Disappointing earnings by Advanced Micro Devices Inc. and Lexmark International Inc. helped give technology stocks the worst performance as a group, falling 1.7 percent.
AMD, the second-biggest maker of processors for personal computers, lost 15 percent to $4.90 after reporting an unexpected drop in second-quarter sales, citing weakness in China and Europe. Printer-maker Lexmark plunged 25 percent, the most since 2005, to $20.36 after saying second-quarter sales and profit would be lower than it had expected due to poor demand in Europe and unfavorable exchange rates.

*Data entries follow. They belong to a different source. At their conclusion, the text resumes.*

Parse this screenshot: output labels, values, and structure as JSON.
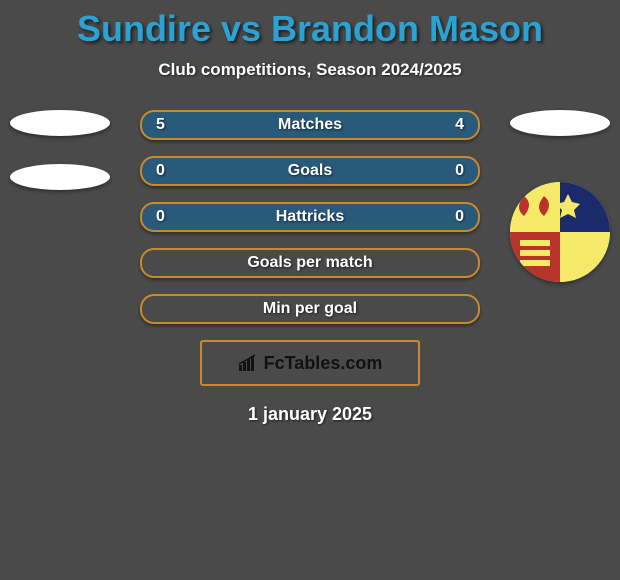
{
  "title": "Sundire vs Brandon Mason",
  "title_color": "#2aa3d4",
  "subtitle": "Club competitions, Season 2024/2025",
  "background_color": "#4a4a4a",
  "stat_rows": [
    {
      "label": "Matches",
      "left": "5",
      "right": "4",
      "bg": "#2a5a7a",
      "border": "#c98a2a"
    },
    {
      "label": "Goals",
      "left": "0",
      "right": "0",
      "bg": "#2a5a7a",
      "border": "#c98a2a"
    },
    {
      "label": "Hattricks",
      "left": "0",
      "right": "0",
      "bg": "#2a5a7a",
      "border": "#c98a2a"
    },
    {
      "label": "Goals per match",
      "left": "",
      "right": "",
      "bg": "#4a4a4a",
      "border": "#c98a2a"
    },
    {
      "label": "Min per goal",
      "left": "",
      "right": "",
      "bg": "#4a4a4a",
      "border": "#c98a2a"
    }
  ],
  "row_style": {
    "height": 30,
    "border_radius": 14,
    "border_width": 2,
    "font_size": 16,
    "text_color": "#ffffff",
    "gap": 16
  },
  "left_avatars": {
    "ellipse_count": 2,
    "ellipse_color": "#ffffff"
  },
  "right_avatars": {
    "ellipse_count": 1,
    "ellipse_color": "#ffffff",
    "crest": {
      "ring_color": "#ffffff",
      "q1_color": "#f5e96a",
      "q2_color": "#1a2a6a",
      "q3_color": "#b8332a",
      "q4_color": "#f5e96a"
    }
  },
  "fctables": {
    "label": "FcTables.com",
    "border_color": "#c98a2a",
    "bar_color": "#111111"
  },
  "date": "1 january 2025"
}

Intel Corp., the largest semiconductor maker, declined 3.5 percent to $25.25, while Hewlett-Packard Co., the world’s largest personal-computer maker, fell 3 percent to $18.98.
The S&P 500 Materials Index retreated 1.3 percent on speculation a slowing global economy could curb demand.
Dean Foods Co., the largest U.S. dairy processor, tumbled the most in 11 months, losing 13 percent to $14.52 after the U.S. Department of Agriculture reduced its production estimate for raw milk and raised its price forecast.
Alcoa Inc., the first company in the Dow to report second-quarter results this week, slipped 3.5 percent to $8.42.
Four out of the six S&P 500 companies that reported results this week beat analysts’ earnings estimates while one missed, data compiled by Bloomberg show. Overall, profits probably decreased 2.1 percent in the second quarter, the first drop in almost three years, according to a Bloomberg survey of analysts.